Ford hat für den Puma mit elektrifizierten EcoBoost-Mild Hybrid-Antriebsstrang ein neues 7-Gang-Doppelkupplungs-Automatikgetriebe ins Programm genommen – jeweils in Kombination mit dem 1,0 Liter Dreizylinder-EcoBoost-Mild Hybrid-Antrieb (48-Volt-Technologie) mit 125 PS (92 kW) oder 155 PS (114 kW). Das Automatikgetriebe sorgt insbesondere in der Stadt sowie im Stop-and-Go-Verkehr für ein Plus an Fahrkomfort – bei zugleich reduziertem Kraftstoffverbrauch und geringeren CO2-Emissionen. Darüber hinaus tragen die zügigen Schaltvorgänge zu einer harmonischen Leistungsentfaltung des Mild-Hybrid-Benzinantriebs bei.
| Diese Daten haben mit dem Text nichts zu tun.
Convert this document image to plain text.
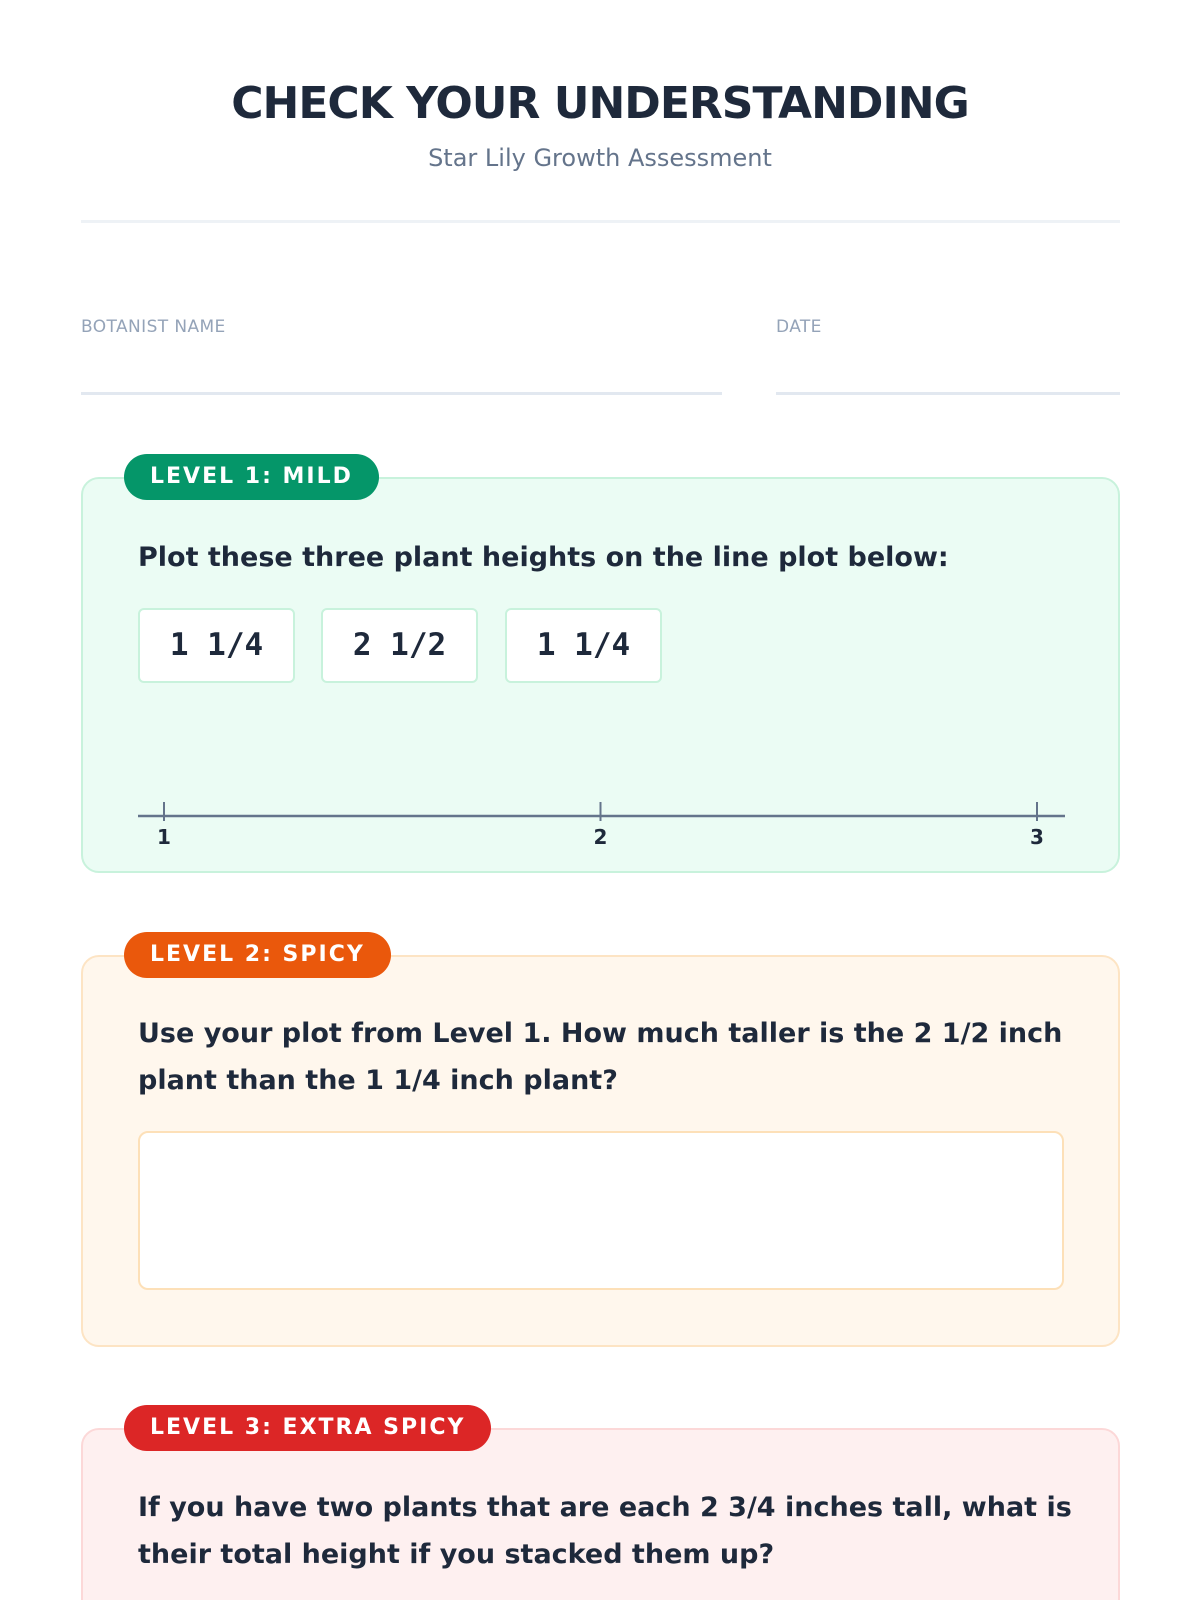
CHECK YOUR UNDERSTANDING
Star Lily Growth Assessment
BOTANIST NAME	DATE
LEVEL 1: MILD

Plot these three plant heights on the line plot below:

1 1/4	2 1/2	1 1/4
1	2	3
LEVEL 2: SPICY

Use your plot from Level 1. How much taller is the 2 1/2 inch plant than the 1 1/4 inch plant?

LEVEL 3: EXTRA SPICY

If you have two plants that are each 2 3/4 inches tall, what is their total height if you stacked them up?
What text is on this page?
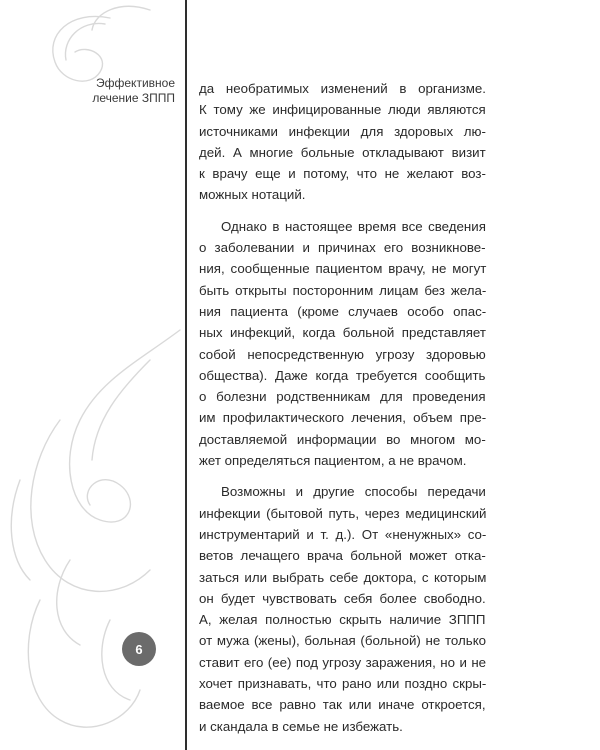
Эффективное
лечение ЗППП
6

да необратимых изменений в организме.
К тому же инфицированные люди являются
источниками инфекции для здоровых лю-
дей. А многие больные откладывают визит
к врачу еще и потому, что не желают воз-
можных нотаций.

Однако в настоящее время все сведения
о заболевании и причинах его возникнове-
ния, сообщенные пациентом врачу, не могут
быть открыты посторонним лицам без жела-
ния пациента (кроме случаев особо опас-
ных инфекций, когда больной представляет
собой непосредственную угрозу здоровью
общества). Даже когда требуется сообщить
о болезни родственникам для проведения
им профилактического лечения, объем пре-
доставляемой информации во многом мо-
жет определяться пациентом, а не врачом.

Возможны и другие способы передачи
инфекции (бытовой путь, через медицинский
инструментарий и т. д.). От «ненужных» со-
ветов лечащего врача больной может отка-
заться или выбрать себе доктора, с которым
он будет чувствовать себя более свободно.
А, желая полностью скрыть наличие ЗППП
от мужа (жены), больная (больной) не только
ставит его (ее) под угрозу заражения, но и не
хочет признавать, что рано или поздно скры-
ваемое все равно так или иначе откроется,
и скандала в семье не избежать.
 Beim Ford EcoBoost Mild Hybrid-Antrieb handelt es sich um eine 48-Volt-Mild Hybrid-Technologie – den Einstieg in die Welt der Elektromobilität. Das bedeutet: Bei geringeren Drehzahlen wird der EcoBoost-Benzinmotor des Ford Puma von einem Elektromotor mit einem riemengetriebenen Starter-Generator und einer Leistung von 16 PS (11,5 kW) unterstützt. Diese Technik ersetzt die konventionelle Lichtmaschine und ist in den Nebenaggregate-Strang integriert. Die elektrische Drehmoment-Unterstützung sorgt insbesondere im Drehzahlkeller für ein druckvolles, unmittelbares Ansprechverhalten des Turbo-Benziners. Zugleich ermöglicht es das Mild Hybrid-System, einen größeren Lader einzusetzen. Dies sorgt für mehr Leistung, bringt normalerweise aber auch ein trägeres Ansprechverhalten mit sich. Die Drehmoment-Unterstützung des Starter-Generators will dieses „Turboloch“ überbrücken.

 Die neue 7-Gang-Automatik kann auch helfen, den Motor stets im optimalen Drehzahlbereich zu halten. Im „Sport“-Modus reizt die 7-Gang-Automatik im Puma EcoBoost-Mild Hybrid die niedrigen Gänge besser aus – für sportlichere Dynamik. Lieferbar ist der Puma in den Ausstattungen ST-Line, ST-Line X und ST-Line Vignale.